Alvo da segunda fase da Operação Compliance Zero, deflagrada pela Polícia Federal (PF) nesta quarta-feira (14/1), o empresário Fabiano Zettel também está na mira da CPMI do INSS no Congresso Nacional. No início de dezembro, o deputado federal Rogério Correia (PT-MG) protocolou um pedido de quebra de sigilo bancário e fiscal da empresa Moriah Asset, da qual Zettel é CEO.
“Com o aprofundamento das investigações realizadas por este colegiado, bem como diante da indicação da Controladoria-Geral da União de que diversas empresas estariam sendo utilizadas para clarear recursos desviados da Farra do INSS, a presente quebra de sigilo busca identificar possíveis favorecimentos indevidos, recebimento de vantagens econômicas ou outras práticas potencialmente ilícitas”, afirmou o parlamentar na justificativa para o requerimento.
A Moriah Asset se descreve como uma empresa que atua no mercado de saúde e bem-estar (wellness). “Apoiamos os fundadores com visão e energia, oferecendo mais do que recursos financeiros: entregamos estratégia, rede e estrutura para escalar”, diz o site oficial da companhia.
No Instagram, onde mantém um perfil privado com quase 18 mil seguidores, Zettel, que é cunhado de Daniel Vorcaro, dono do banco Master, se identifica como “liderança estratégica em saúde, negócios e impacto social”. Ele ainda atua como pastor da igreja evangélica Lagoinha Belvedere, de Belo Horizonte.

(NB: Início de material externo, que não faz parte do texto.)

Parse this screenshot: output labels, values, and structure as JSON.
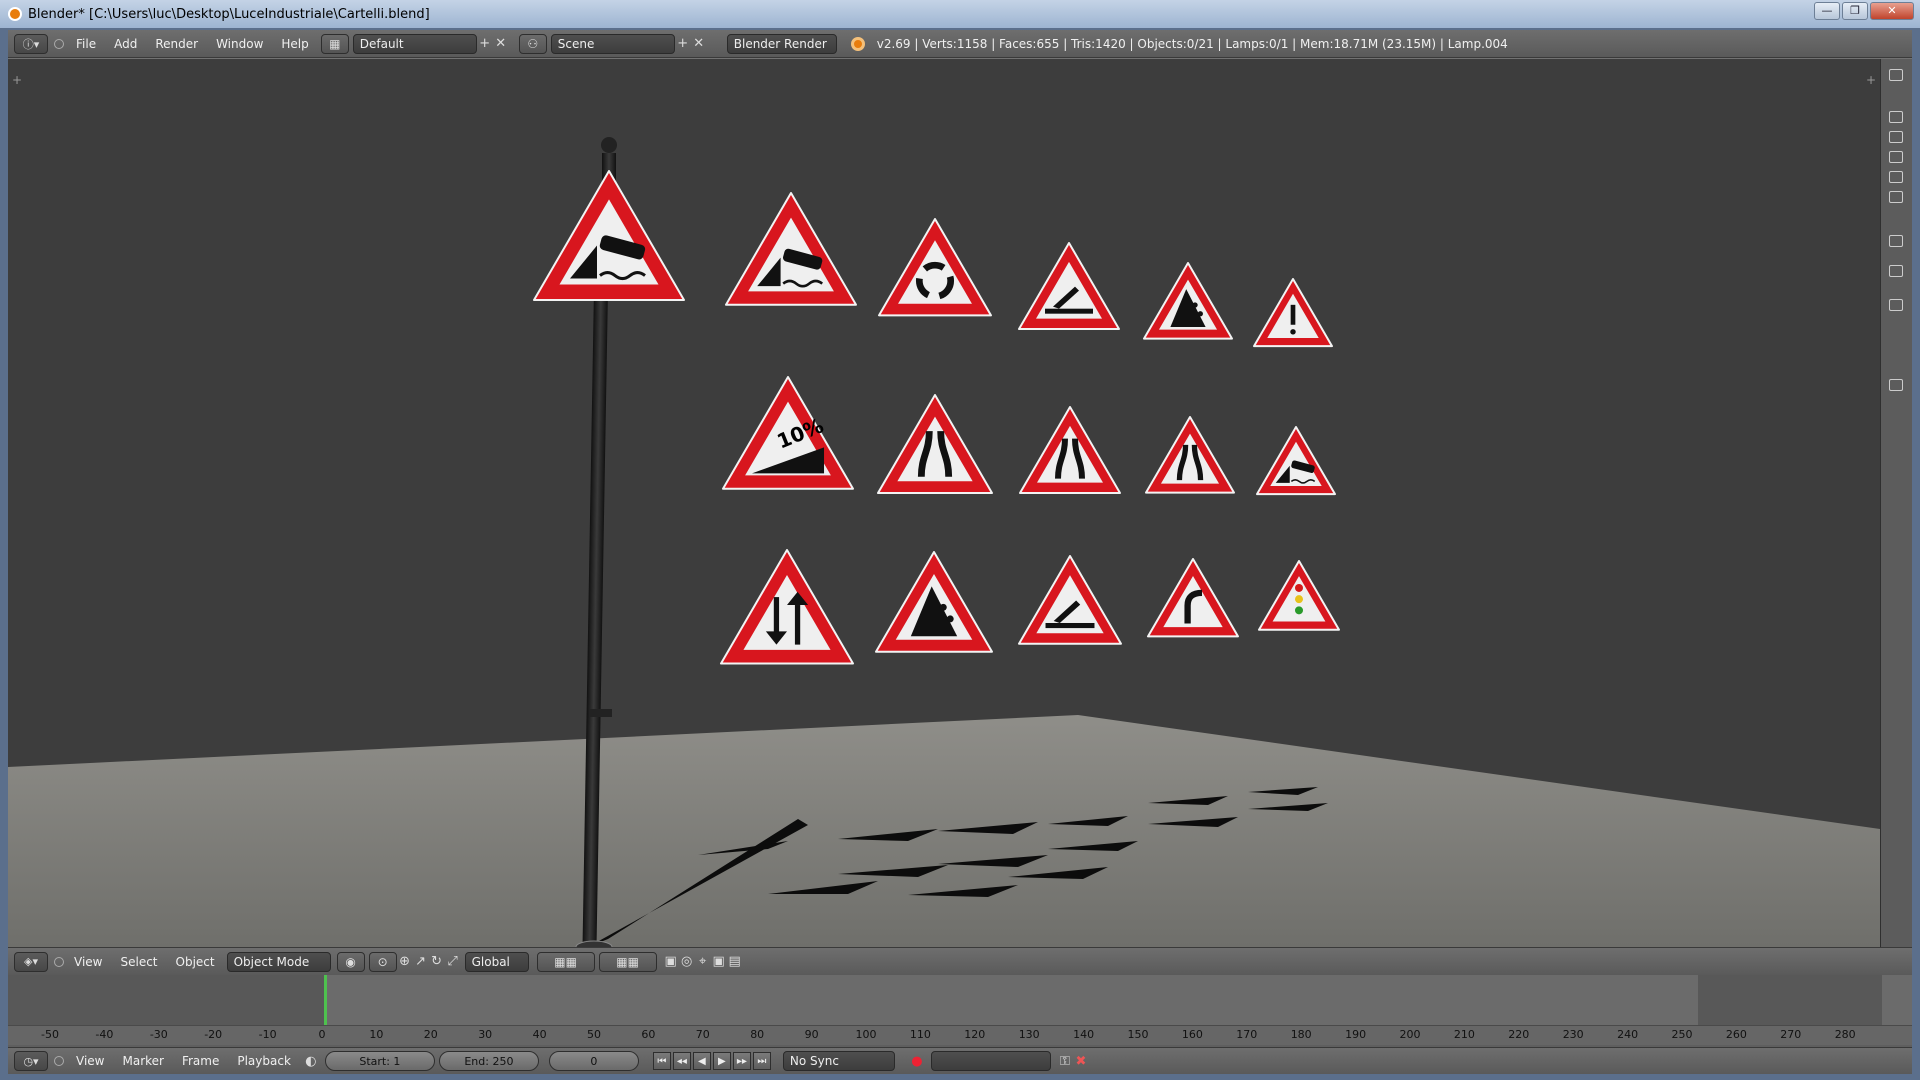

“Na CPMI do INSS, revelei as conexões entre igrejas, pastores e o bolsonarismo, com ramificações no INSS. Hoje, a PF prendeu Fabiano Zettel, cunhado de Daniel Vorcaro, citado em investigações que envolvem o Banco Master”, afirmou o deputado Rogério Correia nas redes sociais.
Nesta quarta-feira (14/1), Fabiano Zettel foi detido no aeroporto internacional de São Paulo, em Guarulhos, no momento em que se preparava para embarcar em um voo com destino a Dubai, nos Emirados Árabes Unidos. Ele foi detido para o cumprimento de mandado de busca e apreensão, mas liberado posteriormente.
Doador de Tarcísio e Bolsonaro
Fabiano Zettel foi o maior doador de campanha, entre pessoas físicas, do governador Tarcísio de Freitas (Republicanos) e do ex-presidente Jair Bolsonaro (PL) na campanha eleitoral de 2022.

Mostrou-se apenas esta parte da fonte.